Even earlier than you’re used to. Walk through the dark to your first cup of coffee. Put your phone in your pocket and keep in there. Hold your cup until your hands thaw, until that feeling moves past your finger tips and onto the rest of you. Keep your head up and follow the traffic lights that trace the streets and line your way. Cry if you need to. It might feel nice to cry into the emptiness.

2. Read in the morning.

Read before bed. Read until your mind is overflowing with someone else’s story, until your blinks become heavy, until your eyelids give up. Make marks on the pages that matter to you. Take the sentences that stick, tuck the rest away. Copy and paste the words to the places you need them, like the top of your nightstand or the back of your bedroom door. Use tape and keep them close and for as long as feels right.

3. Take a new way there, take a new way home, take very little with you.

Leave without knowing exactly where you’re going. Remember what it feels like to be light. Get caught without an umbrella, get lost for an hour. Keep going in whichever direction you’d like. Look down and watch what your steps do to the snow. Look at the marks they make and try to memorize them. Let this memory take the place of ones you’d like to abandon. Wait there until the old ones fall and melt away like flakes. Look up at the street signs, pick out your favorite one. Maybe it’s Mott or Essex or Varick. Make a note and use the name for something else, for something later.

4. Run on a day when you don’t feel like it.
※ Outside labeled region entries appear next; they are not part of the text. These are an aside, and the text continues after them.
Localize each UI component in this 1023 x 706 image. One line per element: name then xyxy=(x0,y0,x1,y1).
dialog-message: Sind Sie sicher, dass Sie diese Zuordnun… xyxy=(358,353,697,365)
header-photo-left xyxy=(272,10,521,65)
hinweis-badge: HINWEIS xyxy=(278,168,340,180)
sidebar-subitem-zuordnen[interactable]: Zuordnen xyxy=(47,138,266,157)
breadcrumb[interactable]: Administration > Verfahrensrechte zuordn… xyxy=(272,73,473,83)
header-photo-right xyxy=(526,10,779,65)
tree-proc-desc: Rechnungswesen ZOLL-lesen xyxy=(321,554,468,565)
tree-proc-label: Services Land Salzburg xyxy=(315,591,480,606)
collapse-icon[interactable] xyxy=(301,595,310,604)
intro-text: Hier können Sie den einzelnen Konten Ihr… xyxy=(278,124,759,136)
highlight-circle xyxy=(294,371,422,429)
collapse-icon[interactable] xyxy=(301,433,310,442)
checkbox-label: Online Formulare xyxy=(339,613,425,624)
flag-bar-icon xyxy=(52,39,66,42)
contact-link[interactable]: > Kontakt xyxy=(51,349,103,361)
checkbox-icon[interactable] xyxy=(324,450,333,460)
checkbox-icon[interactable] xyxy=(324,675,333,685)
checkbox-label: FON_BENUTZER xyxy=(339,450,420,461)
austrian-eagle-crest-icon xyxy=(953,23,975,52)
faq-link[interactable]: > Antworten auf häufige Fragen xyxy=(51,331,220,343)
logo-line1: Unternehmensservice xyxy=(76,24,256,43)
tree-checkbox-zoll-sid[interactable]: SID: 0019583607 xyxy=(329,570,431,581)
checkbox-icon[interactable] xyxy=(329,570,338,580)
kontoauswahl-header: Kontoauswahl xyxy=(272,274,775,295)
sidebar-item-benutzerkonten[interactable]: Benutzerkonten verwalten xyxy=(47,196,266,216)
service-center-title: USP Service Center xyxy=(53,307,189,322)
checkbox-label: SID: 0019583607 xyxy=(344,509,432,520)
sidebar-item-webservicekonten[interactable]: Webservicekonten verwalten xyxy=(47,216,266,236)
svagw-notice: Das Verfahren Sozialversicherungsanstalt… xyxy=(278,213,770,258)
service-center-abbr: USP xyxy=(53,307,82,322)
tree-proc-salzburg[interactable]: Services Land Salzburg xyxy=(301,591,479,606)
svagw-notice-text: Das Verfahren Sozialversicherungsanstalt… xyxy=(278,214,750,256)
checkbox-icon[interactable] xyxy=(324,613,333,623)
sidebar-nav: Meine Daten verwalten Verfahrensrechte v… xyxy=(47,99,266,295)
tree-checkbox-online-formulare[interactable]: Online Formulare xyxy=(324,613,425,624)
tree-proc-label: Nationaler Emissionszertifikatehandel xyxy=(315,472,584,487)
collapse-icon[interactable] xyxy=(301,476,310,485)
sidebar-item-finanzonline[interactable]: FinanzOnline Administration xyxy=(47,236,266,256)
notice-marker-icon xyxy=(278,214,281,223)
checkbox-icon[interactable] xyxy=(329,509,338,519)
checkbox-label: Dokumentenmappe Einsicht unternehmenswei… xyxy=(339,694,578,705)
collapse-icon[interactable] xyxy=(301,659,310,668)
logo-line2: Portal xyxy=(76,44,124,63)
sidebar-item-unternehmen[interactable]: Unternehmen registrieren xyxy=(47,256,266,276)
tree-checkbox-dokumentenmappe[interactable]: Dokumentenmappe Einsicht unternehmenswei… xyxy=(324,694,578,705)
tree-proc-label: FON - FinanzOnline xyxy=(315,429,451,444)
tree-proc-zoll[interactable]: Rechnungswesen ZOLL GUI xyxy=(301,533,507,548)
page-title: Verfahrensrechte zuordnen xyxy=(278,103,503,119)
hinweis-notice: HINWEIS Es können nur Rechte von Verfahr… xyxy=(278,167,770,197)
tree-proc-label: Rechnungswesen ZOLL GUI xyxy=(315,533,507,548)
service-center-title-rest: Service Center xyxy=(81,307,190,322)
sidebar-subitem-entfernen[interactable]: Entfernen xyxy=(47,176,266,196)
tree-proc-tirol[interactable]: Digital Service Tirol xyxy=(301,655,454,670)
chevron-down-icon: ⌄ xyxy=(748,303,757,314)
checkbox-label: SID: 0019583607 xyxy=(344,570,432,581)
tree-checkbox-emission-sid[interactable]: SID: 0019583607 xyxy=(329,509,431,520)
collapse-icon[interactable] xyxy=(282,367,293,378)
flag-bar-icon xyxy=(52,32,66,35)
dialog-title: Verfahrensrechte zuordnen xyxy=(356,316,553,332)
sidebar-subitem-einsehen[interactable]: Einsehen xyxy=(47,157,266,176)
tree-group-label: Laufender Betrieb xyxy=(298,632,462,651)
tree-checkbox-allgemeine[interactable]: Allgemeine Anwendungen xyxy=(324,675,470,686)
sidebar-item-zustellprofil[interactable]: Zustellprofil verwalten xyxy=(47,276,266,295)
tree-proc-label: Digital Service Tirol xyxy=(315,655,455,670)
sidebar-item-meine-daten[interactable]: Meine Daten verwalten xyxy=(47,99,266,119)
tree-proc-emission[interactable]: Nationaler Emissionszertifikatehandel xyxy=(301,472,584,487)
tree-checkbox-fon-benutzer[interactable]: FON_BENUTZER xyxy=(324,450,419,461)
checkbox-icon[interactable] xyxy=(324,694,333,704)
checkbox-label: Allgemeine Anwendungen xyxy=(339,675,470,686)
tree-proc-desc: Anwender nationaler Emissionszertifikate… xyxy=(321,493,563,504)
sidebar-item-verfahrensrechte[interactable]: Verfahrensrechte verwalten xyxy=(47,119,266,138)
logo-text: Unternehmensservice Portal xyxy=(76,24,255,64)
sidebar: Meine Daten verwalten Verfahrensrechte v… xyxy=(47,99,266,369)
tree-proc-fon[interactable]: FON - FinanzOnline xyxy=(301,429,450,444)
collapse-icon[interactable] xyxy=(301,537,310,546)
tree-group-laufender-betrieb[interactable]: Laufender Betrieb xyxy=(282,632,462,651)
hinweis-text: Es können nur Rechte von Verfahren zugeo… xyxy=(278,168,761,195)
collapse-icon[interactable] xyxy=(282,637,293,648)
Go anyways. Tie your shoes, leave for longer than you had planned. You might need to wrap yourself in two or three layers, you might see your breath once you start to move. Climb the stairs by the water, run through the narrow park that sits above the city. Sprint past the families and the photo ops. Let your face fill with color. Listen to your heart’s beat and match your steps to the song it forms. Let this rhythm mix with the wind, let this change your tune. And let it take the place of your worn out melody.  

5. Write down as many thoughts as you can.

Use a pen and paper. Maybe it’s a few or maybe it’s many. The amount is not important. Rip out the pages you fill and fold them up until they’re small enough to fit in the palm of your hand. Keep them hidden or throw them away and start again. Read them out loud, read them slowly and to yourself. Listen to your voice, listen to it when it’s the only sound in the room. Notice the difference when there’s no one there to receive it. Love it for the sound it makes, love it for what it is, love it for what it can be.